Prof Freda Briggs AO (1930-2016)
Child Safety Expert, Academic, Author, Child Protection Advocate
Prof Briggs emigrated to Melbourne in 1975 to become Director of Early Childhood Studies at the State College of Victoria (now part of Monash University). She moved to Adelaide in 1980, where she became dean of the Institute of Early Childhood and Family Studies at the University of South Australia and established a pioneering child protection course. In 2004, the Prime Minister of Australia, John Howard, recognised her work by awarding a $10 million endowment for the provision of the National Child Protection Research Centre at the university.

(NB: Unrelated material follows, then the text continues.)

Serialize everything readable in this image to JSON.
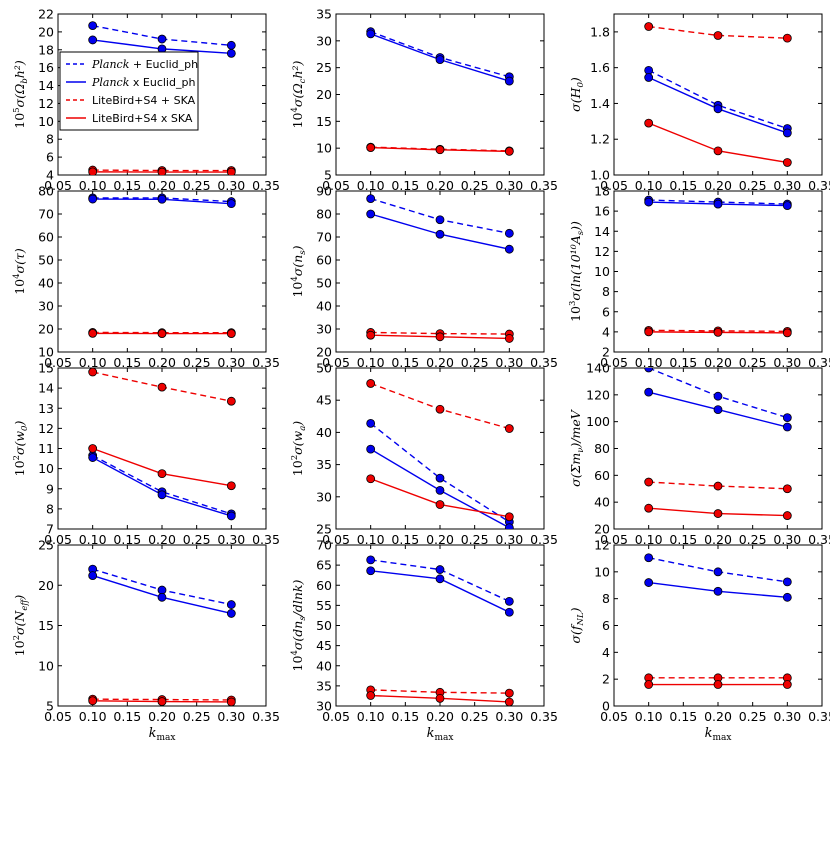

In 2005, she was appointed Foundation Chair of Child Development and an emeritus professor, lecturing in sociology, child protection and family studies. She was a patron for the Adelaide Women's and Children's Hospital paediatric palliative care project and a South Australia ambassador to the prime minister's department on the recognition of women. She also campaigned with success against mandatory retirement from the workforce at 65.
Prof Briggs provided assistance to royal commissions and parliamentary inquiries and wrote numerous submissions to state and federal inquiries relating to child protection including the Mullighan Inquiry, and the Royal Commission into Institutional Responses to Child Sexual Abuse. She advised police forces in Australia and New Zealand and was a media consultant on child protection issues relating to TV, movies and computer games. Prof Briggs was considered one of Australia's leading experts about child abuse issues and an outspoken advocate for children's rights internationally.
Prof Briggs was the inaugural recipient of the Australian Humanitarian Award in 1998, Senior Australian of the Year in 2000 and became an officer of the Order of Australia in 2005. She was also a recipient of the Anzac Fellowship Award, the national Centenary Medal, the Jean Denton Memorial Fellowship and the Creswick Fellowship Award and received an honorary Doctor of Letters degree from the University of Sheffield for outstanding research, publications and contributions to education relating to child abuse and child protection.